SANG PUTRI 04
(Tien Kumalasari)
“Apa sebenarnya maunya anak itu,” omel bu Ismoyo.
Simbok memegangi tangannya ketika bu Ismoyo mau mendekati serombongan wanita-wanita berpakaian glamour itu.
“Jangan bu, nanti ramai ditepi jalan, malu dilihat orang.”
“Aku kesal banget sama menantuku itu mbok.”
“Sabar bu, mari belanja dulu saja, biarkan mereka.”
“Nanti saja sehabis belanja kita mampir kerumah Handoko. Harus diberi tahu Handoko itu, jangan membiarkan isterinya berbuat semaunya. Seorang isteri kok tidak memperhatikan keluarga, malah sibuk bersenang-senang.”
“Bu, kita cari yang bumbu-bumbu kering dulu ya, sayuran belakangan,” kata simbok mengalihkan kekesalan bu Ismoyo.
“Ya sudah , terserah kamu saja.”
Akhirnya bu Ismoyo menuruti kata-kata simbok, melanjutkan masuk kedalam supermarket untuk belanja, walaupun kekesalannya belum hilang.
“Bagaimana menurut kamu mbok, menantuku itu. Tadinya baik-baik saja lho, kok sekarang berubah menjadi seperti itu?” bu Ismoyo masih mengomel.
“Namanya masih muda bu, mungkin belum puas bersenang-senang,” kata simbok sambil mengambil sebotol pala bubuk dan lada.
“Lha ketika dia bersiap untuk menjadi isteri, kebutuhan keluarga kan harus lebih diutamakan ta mbok?”
“Benar bu, tapi terkadang ada nyang belum puas menikmati kesenangan masa muda.”
“Ah, lha kalau begitu ya jangan buru-buru menikah.”
“Ibu butuh buah kan bu? Itu pisangnya bagus-bagus,” kata simbok sambil meraih sebotol kecap.”
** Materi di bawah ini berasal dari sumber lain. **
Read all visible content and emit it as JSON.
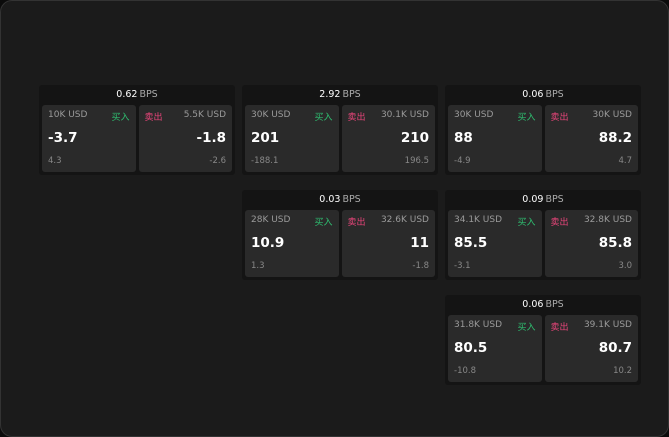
{
  "labels": {
    "buy": "买入",
    "sell": "卖出",
    "bps_unit": "BPS"
  },
  "colors": {
    "buy": "#2fbf71",
    "sell": "#e8457a",
    "background": "#1b1b1b"
  },
  "columns": [
    [
      {
        "spread": "0.62",
        "bid": {
          "size": "10K USD",
          "price": "-3.7",
          "change": "4.3"
        },
        "ask": {
          "size": "5.5K USD",
          "price": "-1.8",
          "change": "-2.6"
        }
      }
    ],
    [
      {
        "spread": "2.92",
        "bid": {
          "size": "30K USD",
          "price": "201",
          "change": "-188.1"
        },
        "ask": {
          "size": "30.1K USD",
          "price": "210",
          "change": "196.5"
        }
      },
      {
        "spread": "0.03",
        "bid": {
          "size": "28K USD",
          "price": "10.9",
          "change": "1.3"
        },
        "ask": {
          "size": "32.6K USD",
          "price": "11",
          "change": "-1.8"
        }
      }
    ],
    [
      {
        "spread": "0.06",
        "bid": {
          "size": "30K USD",
          "price": "88",
          "change": "-4.9"
        },
        "ask": {
          "size": "30K USD",
          "price": "88.2",
          "change": "4.7"
        }
      },
      {
        "spread": "0.09",
        "bid": {
          "size": "34.1K USD",
          "price": "85.5",
          "change": "-3.1"
        },
        "ask": {
          "size": "32.8K USD",
          "price": "85.8",
          "change": "3.0"
        }
      },
      {
        "spread": "0.06",
        "bid": {
          "size": "31.8K USD",
          "price": "80.5",
          "change": "-10.8"
        },
        "ask": {
          "size": "39.1K USD",
          "price": "80.7",
          "change": "10.2"
        }
      }
    ]
  ]
}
“Iya, beli saja pisang, sama jeruk untuk Danang. Oh ya, belikan juga untuk Handoko, kan nanti mau kesana.”
“Baiklah,”
Bu Ismoyo terus menggerutu tentang menantunya, sementara simbok menanggapi ala kadarnya sambil menyibukkan diri memilih buah dan sayuran. Sebagai sesama orang tua ia bisa mengerti apa yang dirasakan bu Ismoyo terhadap menantunya. Kesal dan kecewa.
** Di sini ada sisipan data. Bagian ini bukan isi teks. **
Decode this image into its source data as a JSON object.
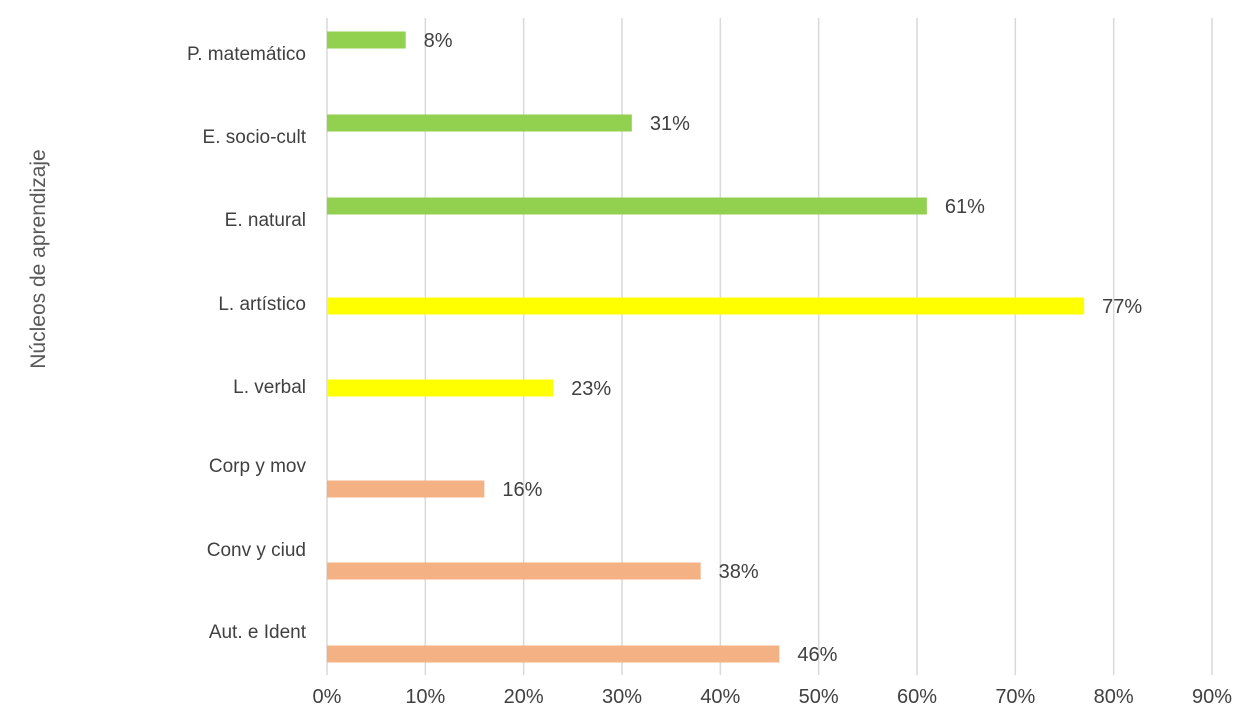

“Katanya ibu ingin masak bistik hari ini?”
“Oh iya, pilihkan dagingnya yang empuk. Pilih has dalam ya mbok.”
“Iya bu, seperti biasanya kan?”
“Benar, kamu kan sudah sering beli.”
***
Ketika bu Ismoyo dan simbok sampai dirumah Handoko, Handoko dan Bintang sedang makan pagi dilayani oleh Mirah.
“Lhoh, jam segini baru makan pagi?” tegur bu Ismoyo.
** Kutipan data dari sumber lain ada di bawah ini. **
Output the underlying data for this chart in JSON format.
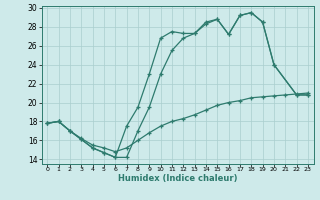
{
  "xlabel": "Humidex (Indice chaleur)",
  "bg_color": "#ceeaea",
  "grid_color": "#aacece",
  "line_color": "#2e7b6e",
  "xlim_min": -0.5,
  "xlim_max": 23.5,
  "ylim_min": 13.5,
  "ylim_max": 30.2,
  "xticks": [
    0,
    1,
    2,
    3,
    4,
    5,
    6,
    7,
    8,
    9,
    10,
    11,
    12,
    13,
    14,
    15,
    16,
    17,
    18,
    19,
    20,
    21,
    22,
    23
  ],
  "yticks": [
    14,
    16,
    18,
    20,
    22,
    24,
    26,
    28,
    30
  ],
  "line1_x": [
    0,
    1,
    2,
    3,
    4,
    5,
    6,
    7,
    8,
    9,
    10,
    11,
    12,
    13,
    14,
    15,
    16,
    17,
    18,
    19,
    20,
    22,
    23
  ],
  "line1_y": [
    17.8,
    18.0,
    17.0,
    16.1,
    15.2,
    14.7,
    14.2,
    17.5,
    19.5,
    23.0,
    26.8,
    27.5,
    27.3,
    27.3,
    28.5,
    28.8,
    27.2,
    29.2,
    29.5,
    28.5,
    24.0,
    20.8,
    20.8
  ],
  "line2_x": [
    0,
    1,
    2,
    3,
    4,
    5,
    6,
    7,
    8,
    9,
    10,
    11,
    12,
    13,
    14,
    15,
    16,
    17,
    18,
    19,
    20,
    22,
    23
  ],
  "line2_y": [
    17.8,
    18.0,
    17.0,
    16.1,
    15.2,
    14.7,
    14.2,
    14.2,
    17.0,
    19.5,
    23.0,
    25.5,
    26.8,
    27.3,
    28.3,
    28.8,
    27.2,
    29.2,
    29.5,
    28.5,
    24.0,
    20.8,
    20.8
  ],
  "line3_x": [
    0,
    1,
    2,
    3,
    4,
    5,
    6,
    7,
    8,
    9,
    10,
    11,
    12,
    13,
    14,
    15,
    16,
    17,
    18,
    19,
    20,
    21,
    22,
    23
  ],
  "line3_y": [
    17.8,
    18.0,
    17.0,
    16.2,
    15.5,
    15.2,
    14.8,
    15.2,
    16.0,
    16.8,
    17.5,
    18.0,
    18.3,
    18.7,
    19.2,
    19.7,
    20.0,
    20.2,
    20.5,
    20.6,
    20.7,
    20.8,
    20.9,
    21.0
  ]
}
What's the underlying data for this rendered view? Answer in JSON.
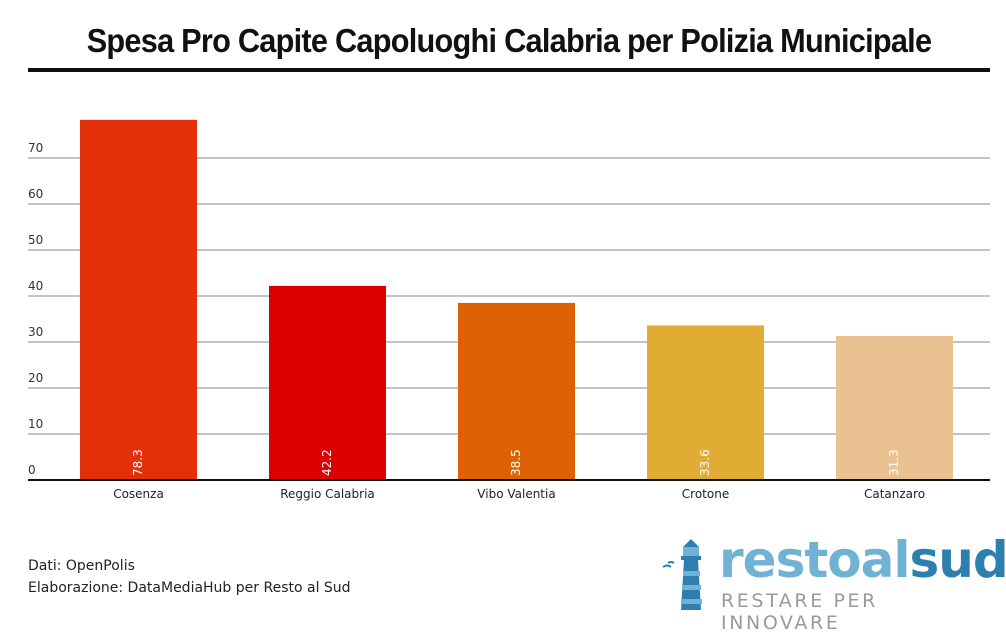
{
  "title": "Spesa Pro Capite Capoluoghi Calabria per Polizia Municipale",
  "source_lines": [
    "Dati: OpenPolis",
    "Elaborazione: DataMediaHub per Resto al Sud"
  ],
  "logo": {
    "word_light": "restoal",
    "word_dark": "sud",
    "tagline": "RESTARE PER INNOVARE",
    "icon": "lighthouse-icon"
  },
  "chart_data": {
    "type": "bar",
    "title": "Spesa Pro Capite Capoluoghi Calabria per Polizia Municipale",
    "xlabel": "",
    "ylabel": "",
    "categories": [
      "Cosenza",
      "Reggio Calabria",
      "Vibo Valentia",
      "Crotone",
      "Catanzaro"
    ],
    "values": [
      78.3,
      42.2,
      38.5,
      33.6,
      31.3
    ],
    "value_labels": [
      "78.3",
      "42.2",
      "38.5",
      "33.6",
      "31.3"
    ],
    "colors": [
      "#e3300b",
      "#dd0000",
      "#dd6204",
      "#e0ac33",
      "#eac191"
    ],
    "ylim": [
      0,
      80
    ],
    "yticks": [
      0,
      10,
      20,
      30,
      40,
      50,
      60,
      70
    ],
    "grid": true,
    "legend": "none"
  }
}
“Ibu... ? Kok tumben sama simbok?”
“Iya, habis belanja langsung kemari.”
“Eyang mau makan sama Bintang?” tegur Bintang.
“Eyang sudah sarapan, biar eyang temani saja disini ya ?”
“Belanja dimana bu?”
“Biasa le, di Ngapeman, tadi aku ketemu isteri kamu.”
“Oh ya ? Ayo duduk di ruang tengah saja bu. Miraah, tolong kursi rodaku.”
“Baik pak,” kata Mirah yang semula duduk didapur bersama simbok.
Mirah mendekatkan kursi roda Handoko.
“Saya bantu pak?”
“Nggak, biar aku mencobanya sendiri,” kata Handoko yang mencoba berdiri, kemudian Mirah mendekatkan kursi rodanya sehingga Handoko bisa langsung duduk dengan nyaman.
Bu Ismoyo menatap puteranya dengan iba.
“Kamu itu masih perlu dukungan isteri kamu, tapi isteri kamu seenaknya saja bersenang-senang dengan teman-temannya,” gerutu bu Ismoyo ketika sudah duduk diruang tengah.
Handoko mencoba berpindah duduk di sofa, Mirah menjaga didekatnya, agar tuan gantengnya tidak sampai terjatuh lagi. Tapi kali ini Handoko berhasil berpindah duduk dari kursi rodanya ke sofa dengan manis.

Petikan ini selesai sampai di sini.